Essa grande nação fora importantíssima na História europeia. Uma “república monárquica”, uma estrutura política paradoxal, com reis eleitos, que abrangia territórios atualmente pertencentes à Polônia, à Lituânia, à Ucrânia, à Alemanha e à Rússia, a Polônia defendeu as fronteiras orientais da Europa contra o Império Otomano. O rei polaco-lituano João III Sobieski derrotou o Exército otomano na Batalha de Viena (1683), encerrando o cerco à capital austríaca e iniciando o fim de quase 300 anos de avanço turco na Europa Oriental. Sua nobreza (Szlachta) era desproporcionalmente maior do que a existente em outras nações. A ascensão social era algo ordinário, seus membros orgulhavam-se dos elementos democráticos que existiam no processo político da República das Duas Nações (Polônia e Lituânia), além da tolerância religiosa.

A Polônia entrou em decadência no século XVIII, tendo desaparecido como estado-nação, esquartejada e dividida entre prussianos, russos e austríacos. Somente após a Primeira Guerra Mundial a Polônia renasceu como uma república autônoma, tendo de vencer os exércitos soviéticos em 1920 e confirmar seu novo status político internacional. A história desse país manteve sua sina trágica com a invasão russo-alemã em 1939. Sua heroica cavalaria de lanceiros e ulanos foi destroçada pelas divisões blindadas dos inimigos. A elite militar, política, religiosa e universitária conheceu o extermínio durante a ocupação. O massacre da floresta de Katyń (transformado em filme pelo cineasta Andrzej Wajda, que recebeu o Oscar de 2007, como melhor película estrangeira) é considerado uma tragédia nacional e um símbolo da tentativa de aniquilar a Polônia. Apesar da bravura dos oficiais poloneses, a serviço dos Aliados, o país tornou-se um satélite da antiga União Soviética até 1989, quando a oposição liderada por Lech Wałęsa, do sindicato Solidariedade, empolgou o poder e venceu eleições democráticas, com o apoio fundamental do papa polonês João Paulo II. A Polônia hoje é uma democracia, integrante da União Europeia, com moeda própria e um virtuoso processo de crescimento econômico, apesar da crise mundial.

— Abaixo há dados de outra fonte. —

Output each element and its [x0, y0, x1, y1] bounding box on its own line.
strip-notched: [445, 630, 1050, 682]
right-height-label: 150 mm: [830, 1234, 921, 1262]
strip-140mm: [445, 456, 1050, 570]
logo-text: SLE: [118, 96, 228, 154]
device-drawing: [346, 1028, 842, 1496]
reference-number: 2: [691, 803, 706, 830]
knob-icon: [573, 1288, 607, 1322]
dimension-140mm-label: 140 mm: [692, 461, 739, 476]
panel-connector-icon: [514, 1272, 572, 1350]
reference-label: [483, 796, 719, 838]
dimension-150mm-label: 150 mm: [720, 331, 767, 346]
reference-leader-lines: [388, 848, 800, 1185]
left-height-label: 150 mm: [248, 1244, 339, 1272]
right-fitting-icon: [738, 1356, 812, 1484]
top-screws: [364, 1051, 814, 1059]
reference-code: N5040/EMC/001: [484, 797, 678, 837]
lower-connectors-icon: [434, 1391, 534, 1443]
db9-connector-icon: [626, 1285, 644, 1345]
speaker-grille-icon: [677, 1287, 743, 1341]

Os vínculos do Brasil com a Polônia são perceptíveis, em larga medida, graças à imigração ocorrida desde meados do século XIX e até o final do século XX. A colônia polonesa é expressiva no estado do Paraná. Na década de 1920, ocorreu uma onda migratória de judeus poloneses, que se radicaram em São Paulo. Esse grupo também se dirigiu para o Rio de Janeiro e foi ampliado nas duas décadas seguintes por judeus poloneses, quase todos fugindo da perseguição nazista. Os laços diplomáticos são excelentes e cada vez mais brasileiros se encantam ao descobrir as belezas naturais e históricas dessa antiga nação do Leste Europeu. As dificuldades da língua, no entanto, impedem uma maior aproximação cultural, especialmente no campo jurídico, dada a necessidade do rigor terminológico e da precisão de linguagem nas traduções.

Um campo de investigação muito relevante para se conhecer o Direito polonês encontra-se em seu Direito Civil.

Muito bem. O Direito Civil da Polônia é marcado por três fortes influências: a suíça (o famoso Código Federal de Obrigações), a alemã (parte significativa do atual território polonês pertenceu à Alemanha ou foi por ela ocupado) e francesa, o que remonta às guerras napoleônicas e ao forte interesse desse imperador pela independência da Polônia. É curioso observar que, até à (re)fundação da República em 1918, os territórios poloneses submetiam-se a 5 diferentes regimes jurídico-cíveis: a) o Código Civil alemão; b) o Código Civil francês; c) o Código Civil austro-húngaro; d) o Direito feudal russo; e) o Direito consuetudinário e estatutário húngaro.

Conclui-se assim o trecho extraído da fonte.